- Scientists find eight new planets in habitable distance from their stars
- Two of the eight are most similar to Earth of any known exoplanets
- Observations of these new planets is difficult due to their light-years distance away from Earth
(CNN)If you're planning on packing up and changing addresses to Kepler-442b or Kepler-438b anytime soon, you can probably put away the moving boxes for now.
While the newly discovered exoplanets and their six friends hold the exciting possibility of being capable of supporting life, scientists won't know for sure for a while.
The Kepler Space Telescope made the discoveries, pushing the number of such exoplanets it has found to more than 1,000.
The punch list, according to astronomers with the Harvard-Smithsonian Center for Astrophysics (CfA), sounds good. They are not too close or too far from their star so that they might have water instead of ice or steam. They are about the right size, and they get a decent amount of sunlight.

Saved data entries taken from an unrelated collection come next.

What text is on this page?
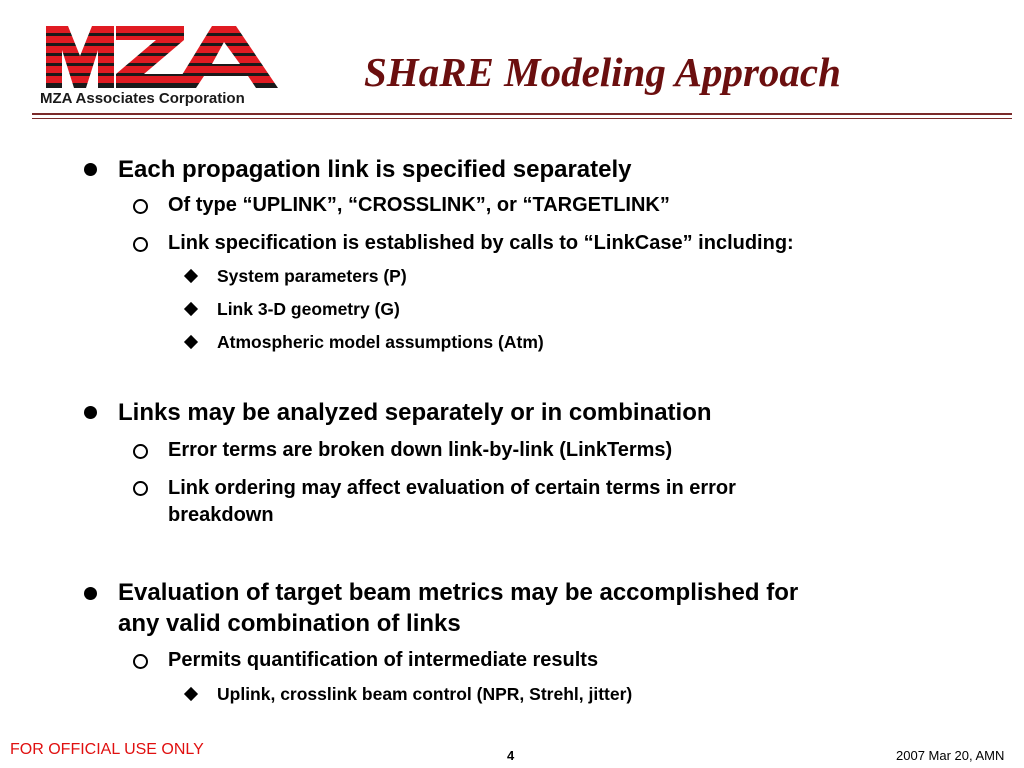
MZA Associates Corporation
SHaRE Modeling Approach
Each propagation link is specified separately
Of type “UPLINK”, “CROSSLINK”, or “TARGETLINK”
Link specification is established by calls to “LinkCase” including:
System parameters (P)
Link 3-D geometry (G)
Atmospheric model assumptions (Atm)
Links may be analyzed separately or in combination
Error terms are broken down link-by-link (LinkTerms)
Link ordering may affect evaluation of certain terms in error
breakdown
Evaluation of target beam metrics may be accomplished for
any valid combination of links
Permits quantification of intermediate results
Uplink, crosslink beam control (NPR, Strehl, jitter)
FOR OFFICIAL USE ONLY	4	2007 Mar 20, AMN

And they also might have the kinds of surface that could bear life.
"Most of these planets have a good chance of being rocky, like Earth," lead author Guillermo Torres of the CfA said in a release.
Which is a lot more hospitable that being a big ball of gasses.
"We don't know for sure whether any of the planets in our sample are truly habitable," second author David Kipping of the CfA said in a release.
"All we can say is that they're promising candidates."
Kepler-438b and Kepler-442b are the most similar to Earth of any known exoplanets to date.
And even if there was confirmation, Christine Pulliam with the CfA said teams are "still a couple of generations of telescope development away," from even seeing them, much less visiting.
Kepler-438b is 470 light-years away and Kepler-442b is 1,100 light years away, according to CfA.
"That's a little far away," Caldwell said, "We need to get to Mars first."
Still it's very exciting just to discover them and to be closer to identifying a "second" Earth.
At a panel held last summer at NASA headquarters in Washington, astronomers said they were "very close in terms of technology and science to actually finding the other Earth."
That's due in part to the Kepler telescope. The planet-hunting Kepler probe, launched in 2009, finds planets by looking for dips in the brightness of a star as a planet transits, or crosses, in front of that star.
Pulliam said the team of scientists monitored data for more than 160,000 stars, which led them to the eight new planets.
The couple most like Earth, Kepler-438b and Kepler-442b, both orbit red dwarf stars, which are cooler and smaller than the Earth's sun.
Kepler-438b's diameter is 12% bigger than Earth and has a 70% chance of being rocky, which means the surface of the planet appears to be like Earth's.
Kepler-442b is about one-third larger than Earth with a 60% chance of being rocky. Scientists give it a 97% chance of being in the habitable zone, but caution that the estimates aren't certain.